The PHE report revealed that 25% of adults, 10% of 4 and 5 year-olds and 19% of 10 to 11 year-olds are obese – with a BMI of 30 or above - which experts have described as a “time bomb” of preventable health conditions. Millions more children and adults are classed as overweight, with a BMI of between 25 and 30.

PHE says dealing with the consequences of obesity, including type 2 diabetes, hypertension, cardiovascular problems and cancer costs the NHS £5.1 billion a year.

Clear solution?

The committee's report acknowledges that while no single measure will provide a clear solution to the problem, the argument in favour of introducing a sugar tax could not be ignored. It highlights the example of Mexico, which introduced a 10% tax on sugary drinks which yielded a 6% reduction in consumption.

Dr Ian Johnson, Emeritus Fellow at the Institute of Food Research, says of the report: “This is a comprehensive and well-argued report that builds upon this year’s previous publications from SACN and Public Health England. It provides a compelling case for a range of measures designed to encourage the adoption of healthier dietary patterns in the UK, with a view to reducing the long-term risk of obesity-related diseases.

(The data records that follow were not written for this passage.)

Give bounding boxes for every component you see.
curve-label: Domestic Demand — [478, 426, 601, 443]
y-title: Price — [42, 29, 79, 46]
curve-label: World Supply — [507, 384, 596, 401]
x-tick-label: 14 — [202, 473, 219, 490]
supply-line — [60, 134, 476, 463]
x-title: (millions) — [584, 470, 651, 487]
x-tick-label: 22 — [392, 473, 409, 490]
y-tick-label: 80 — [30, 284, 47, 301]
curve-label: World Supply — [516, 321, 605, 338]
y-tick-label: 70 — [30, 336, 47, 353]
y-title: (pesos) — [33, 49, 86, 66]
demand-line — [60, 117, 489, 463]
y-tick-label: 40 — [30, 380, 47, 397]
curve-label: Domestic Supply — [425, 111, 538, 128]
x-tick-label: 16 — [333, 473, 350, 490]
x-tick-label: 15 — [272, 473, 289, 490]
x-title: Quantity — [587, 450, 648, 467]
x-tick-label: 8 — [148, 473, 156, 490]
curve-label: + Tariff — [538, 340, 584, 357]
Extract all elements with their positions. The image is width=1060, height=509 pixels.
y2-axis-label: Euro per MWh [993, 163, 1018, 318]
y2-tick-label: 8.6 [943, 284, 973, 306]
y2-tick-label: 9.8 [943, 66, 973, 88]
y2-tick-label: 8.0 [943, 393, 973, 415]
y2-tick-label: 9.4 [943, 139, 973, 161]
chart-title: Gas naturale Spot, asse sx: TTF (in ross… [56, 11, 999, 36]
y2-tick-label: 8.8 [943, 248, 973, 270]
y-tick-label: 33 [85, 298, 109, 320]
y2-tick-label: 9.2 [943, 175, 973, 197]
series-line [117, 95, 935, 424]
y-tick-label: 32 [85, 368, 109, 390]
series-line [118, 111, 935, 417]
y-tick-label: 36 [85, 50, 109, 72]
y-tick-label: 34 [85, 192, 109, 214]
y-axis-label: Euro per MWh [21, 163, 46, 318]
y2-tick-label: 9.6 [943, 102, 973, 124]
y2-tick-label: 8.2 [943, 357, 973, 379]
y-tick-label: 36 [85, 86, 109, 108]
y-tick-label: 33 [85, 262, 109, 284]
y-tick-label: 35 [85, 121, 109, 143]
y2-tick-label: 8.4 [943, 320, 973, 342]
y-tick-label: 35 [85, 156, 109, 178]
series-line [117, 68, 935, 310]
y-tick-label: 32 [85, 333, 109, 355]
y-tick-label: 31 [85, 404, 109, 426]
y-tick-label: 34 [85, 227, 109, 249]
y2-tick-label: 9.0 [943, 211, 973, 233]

“Speaking personally, I would strongly support the introduction of a hypothecated tax on sugar-sweetened beverages, provided that it is accompanied by measures to enable a proper evidence-based assessment of its effectiveness.”

Fizzy Drinks

Food and Drink Federation director general Ian Wright describes the committee's report as "disappointing".

"No-one seems to have considered hard-pressed consumers in all this. Consumers already pay billions in VAT on food and drink," he says. “As a result of the arbitrary new tax recommended by the Committee, which, if introduced, would inevitably be increased year-on-year and extended to other foods, would leave consumers paying significantly more, every week, for the products they love.

“FDF, its members and the 400,000 people who work in the UK's food and drink industry, will continue to work to reduce the incidence of obesity. We believe that that end would be best and most swiftly achieved not through additional government-imposed regulation but instead through an accountable industry partnership with Government that drives behaviour change, builds on the progress made on reformulating products and changing pack sizes and which goes further in preventing advertising for foods that are high in fat, salt or sugar being aimed at children.”

“Turning the tide on childhood obesity”

Public Health Minister Jane Ellison says: "This government is committed to turning the tide on childhood obesity. That is why we are developing a comprehensive strategy looking at all the factors, including sugar consumption, that contribute to a child becoming overweight and obese. This will be published in the coming months."

How much sugar should I be consuming?

The Scientific Advisory Committee on Nutrition (SACN), who advise the government, say no more than 5% of daily calories should come from sugar. This amount includes sugar contained naturally in the food and drink we consume each day, and not just added sugar.

This is equivalent to 25g - around six teaspoons- for the average adult, less for children. To put this amount into context, one full-sugar 330ml can of soft drink contains around nine teaspoons of sugar.